In fact, for all of half a day on Thursday, the smallest telco in Singapore, M1, posted on its website its price list for the no-camera version of the iPhone 4S handset.
By evening, however, the telco had taken down the price plans.
When its advertisement was live online, the 64-gigabyte model was going for more than $900 with a fresh two-year contract.
M1 declined to elaborate on this price tag when contacted, but its ad implied that the price included the cost of removing the camera.
It did not say whether the camera could be re-installed in the handset some time down the road.
Its website even had a link for those wishing to order its no-camera models.
The online specifications indicated that a no-camera iPhone weighed in at 137g, the same as one with a camera.
The offer triggered off some online chatter, with some asking why anyone would pay money to buy an iPhone without a camera. Some did note, however, that no-camera iPhones would suit career soldiers.
In responding to queries from The Straits Times, an M1 spokesman would only say that the link ‘has been removed as we are making some adjustments to this service’.
When contacted, the other two telcos in Singapore – SingTel and StarHub – would not disclose when they would launch non-camera iPhones.
They would only say they were in talks with the Defense Ministry (Mindef) to offer smartphones without cameras.
The availability of no-camera models will give an option to the growing number of people using the iPhone, all models of which come with cameras.
Telco industry observers estimate that nearly half the smartphone users in Singapore are iPhone users.
Currently, Singapore Armed Forces (SAF) servicemen are allowed to take only no-camera smartphones into camp. Because of this, many own two phones – one for use in the camp and another outside.
Those with no-camera smartphones are able to tap into the Wi-Fi networks, now covering more camps, to surf the Internet.
Following a year-long review, Mindef recently issued guidelines to its servicemen on the use of such smartphones.
It is understood that servicemen with these phones must show a certificate to prove that their handsets were modified by any one of the local telcos.
Last September, Mindef spokesman Desmond Tan told The Straits Times that Mindef and the SAF were ‘exploring ways to allow our personnel to use smartphones while maintaining our current security policy on disallowing personal image-capturing devices to be used on Mindef/SAF premises’.

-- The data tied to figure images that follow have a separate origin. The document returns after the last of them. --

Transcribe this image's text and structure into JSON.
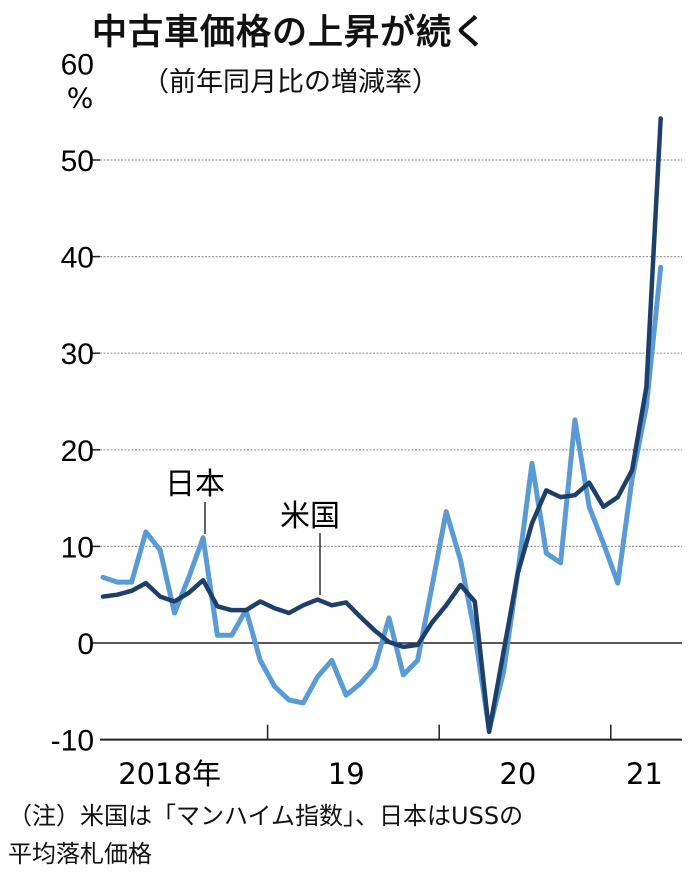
{
  "chart_data": {
    "type": "line",
    "title": "中古車価格の上昇が続く",
    "subtitle": "（前年同月比の増減率）",
    "ylabel": "%",
    "ylim": [
      -10,
      60
    ],
    "yticks": [
      -10,
      0,
      10,
      20,
      30,
      40,
      50,
      60
    ],
    "ytick_labels": [
      "-10",
      "0",
      "10",
      "20",
      "30",
      "40",
      "50",
      "60"
    ],
    "grid": "horizontal dotted",
    "x_period": "monthly, 2018-01 to 2021-04",
    "xtick_labels": [
      "2018年",
      "19",
      "20",
      "21"
    ],
    "series": [
      {
        "name": "日本",
        "color": "#5b9bd5",
        "values": [
          6.8,
          6.3,
          6.3,
          11.5,
          9.6,
          3.1,
          6.8,
          10.9,
          0.8,
          0.8,
          3.4,
          -1.8,
          -4.5,
          -5.9,
          -6.2,
          -3.5,
          -1.8,
          -5.4,
          -4.2,
          -2.5,
          2.6,
          -3.3,
          -1.8,
          5.8,
          13.6,
          8.6,
          1.0,
          -9.0,
          -3.1,
          7.2,
          18.6,
          9.3,
          8.3,
          23.1,
          14.1,
          10.3,
          6.2,
          17.0,
          24.5,
          38.9
        ]
      },
      {
        "name": "米国",
        "color": "#1f3f6b",
        "values": [
          4.8,
          5.0,
          5.4,
          6.2,
          4.8,
          4.3,
          5.2,
          6.5,
          3.8,
          3.4,
          3.4,
          4.3,
          3.6,
          3.1,
          3.9,
          4.5,
          3.9,
          4.2,
          2.7,
          1.3,
          0.1,
          -0.4,
          -0.2,
          2.1,
          3.9,
          6.0,
          4.3,
          -9.2,
          -1.0,
          7.2,
          12.4,
          15.8,
          15.1,
          15.3,
          16.6,
          14.1,
          15.1,
          17.9,
          26.5,
          54.3
        ]
      }
    ]
  },
  "note": {
    "line1": "（注）米国は「マンハイム指数」、日本はUSSの",
    "line2": "平均落札価格"
  }
}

Under a Mindef in-house trial, selected commanders and operational personnel were asked to test whether the security measures on their premises were robust enough to deal with the modified smartphones that could potentially pose security risks.
It is understood that some businesses are charging about $200 to remove cameras from smartphones without authority from Mindef or the SAF.
There is one drawback to tinkering with the iPhone: The warranty on the handset provided by Apple will be voided.